The domestication of dogs occurred thousands of years ago, and since then, dogs have become extremely sensitive to human emotions and actions. This has been expanded upon in a recent study. Researchers conducted trials to determine whether dogs can use their keen sense of smell to detect the rising tension levels in their human companions. The results showed that they could, even in the case of an unfamiliar person.

In the study, led by researchers at Queen’s University Belfast in Northern Ireland, four domesticated dogs were trained to recognize various odors. Then, thirty-six human participants were given mathematical exercises intended to stress them out. The researchers collected data about their stress levels, including heart rate, blood pressure, and respiration, before and after the exercises. In addition, they wiped the back of their necks to take a sweat sample with a piece of gauze.

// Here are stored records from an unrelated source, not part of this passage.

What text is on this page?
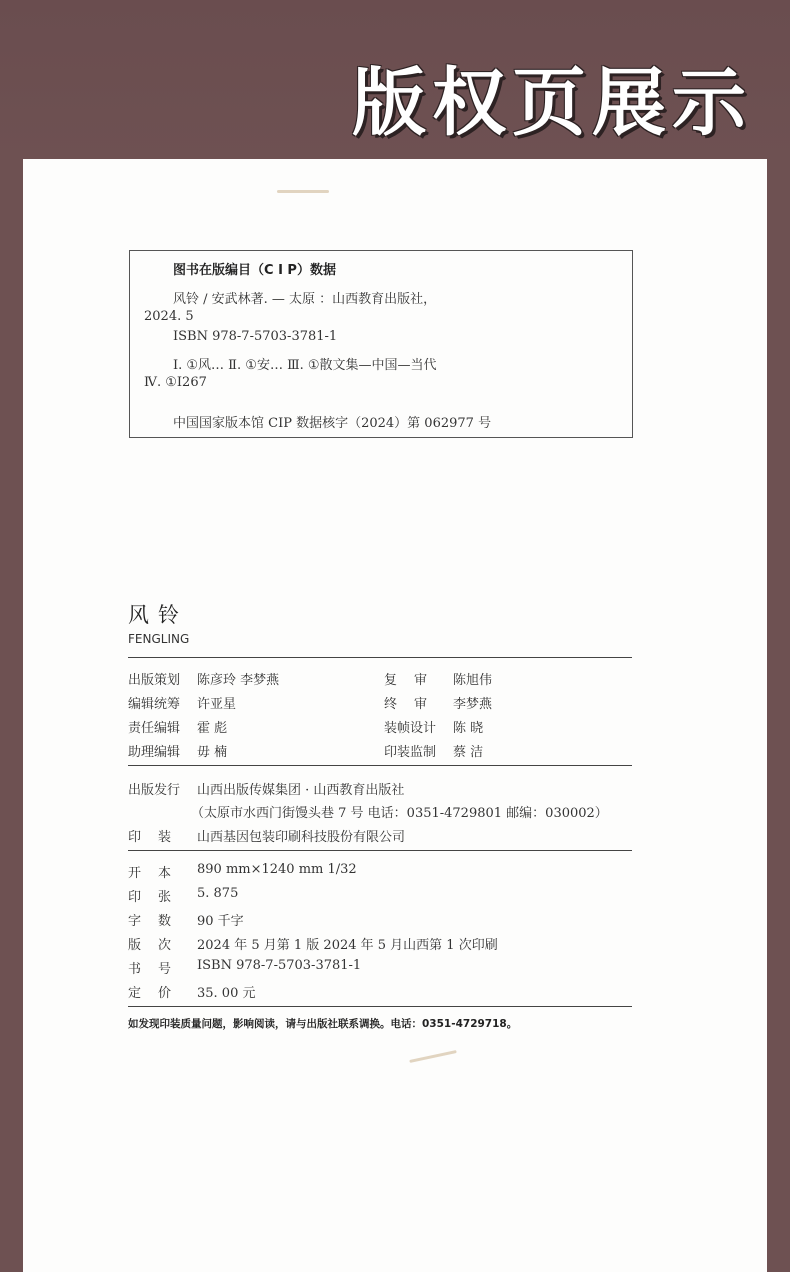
版权页展示
图书在版编目（C I P）数据
风铃 / 安武林著. — 太原 ：山西教育出版社，
2024. 5
ISBN 978-7-5703-3781-1
Ⅰ. ①风… Ⅱ. ①安… Ⅲ. ①散文集—中国—当代
Ⅳ. ①I267
中国国家版本馆 CIP 数据核字（2024）第 062977 号
风铃
FENGLING
出版策划 陈彦玲 李梦燕
编辑统筹 许亚星
责任编辑 霍 彪
助理编辑 毋 楠
复审 陈旭伟
终审 李梦燕
装帧设计 陈 晓
印装监制 蔡 洁
出版发行 山西出版传媒集团 · 山西教育出版社
（太原市水西门街馒头巷 7 号 电话：0351-4729801 邮编：030002）
印装 山西基因包装印刷科技股份有限公司
开本 890 mm×1240 mm 1/32
印张 5. 875
字数 90 千字
版次 2024 年 5 月第 1 版 2024 年 5 月山西第 1 次印刷
书号 ISBN 978-7-5703-3781-1
定价 35. 00 元
如发现印装质量问题，影响阅读，请与出版社联系调换。电话：0351-4729718。
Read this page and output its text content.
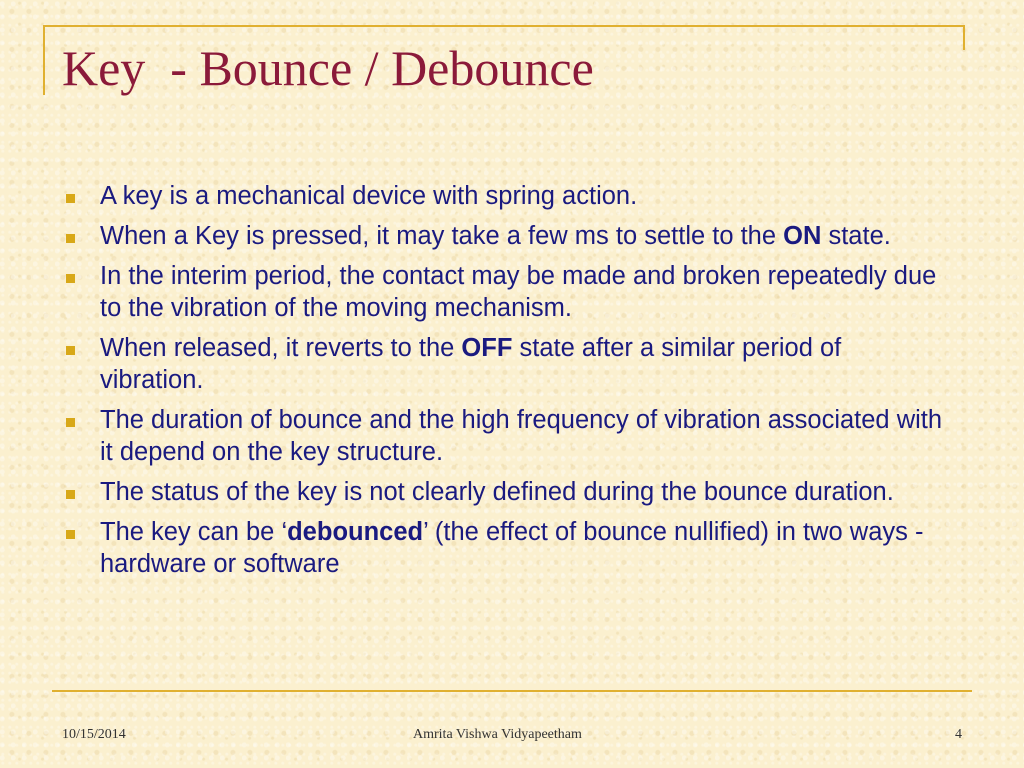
Key  - Bounce / Debounce
A key is a mechanical device with spring action.
When a Key is pressed, it may take a few ms to settle to the ON state.
In the interim period, the contact may be made and broken repeatedly due to the vibration of the moving mechanism.
When released, it reverts to the OFF state after a similar period of vibration.
The duration of bounce and the high frequency of vibration associated with it depend on the key structure.
The status of the key is not clearly defined during the bounce duration.
The key can be ‘debounced’ (the effect of bounce nullified) in two ways - hardware or software
10/15/2014	Amrita Vishwa Vidyapeetham	4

This resulted in “stressed” samples that the dogs were trained to identify from “relaxed” ones and completely blank samples for controls. The canines were first rewarded for identifying between stressed and clean samples in a preliminary trial. Then, the relaxed samples were introduced, and the dogs were trained to distinguish between them over 720 trials.

Remarkably, 94% of the time, the dogs accurately identified the stress sample. The researchers view this as “strong proof” that certain smells are associated with stressful moods and that canines can identify such smells from those we generate at ease.

Four dogs trained to smell human stress
Top Left: Soot, Top Right: Fingal, Bottom Left: Winnie, Bottom Right: Treo. (Credit: Wilson et al., doi: 10.1371/journal.pone.0274143)

Clara Wilson, the study author and a Ph.D. student in the school of psychology at Queen’s, concluded:

“The findings show that we, as humans, produce different smells through our sweat and breath when we are stressed, and dogs can tell this apart from our smell when relaxed – even if it is someone they do not know.”

The researchers point out that the study did not examine whether dogs view stress in humans as positive or negative and that in actual situations, they probably make this determination based on other indicators like our breathing or tone of voice. However, they believe the findings could be helpful in training service dogs for veterans with post-traumatic stress disorder, which mainly relies on visual cues.

Wilson added

“This is the first study of its kind and provides evidence that dogs can smell stress from breath and sweat alone, which could be useful when training service dogs and therapy dogs. It also helps to shed more light on the human-dog relationship and adds to our understanding of how dogs may interpret and interact with human psychological states.”

The research was published on September 28, 2022, in the journal PLOS One.

Previous research found that dogs could also be trained to smell can in blood samples with almost 97% accuracy and COVID-19 with almost 100% accuracy. Dogs have also been trained to detect explosives, bacterial infections, malaria, and Parkinson’s disease.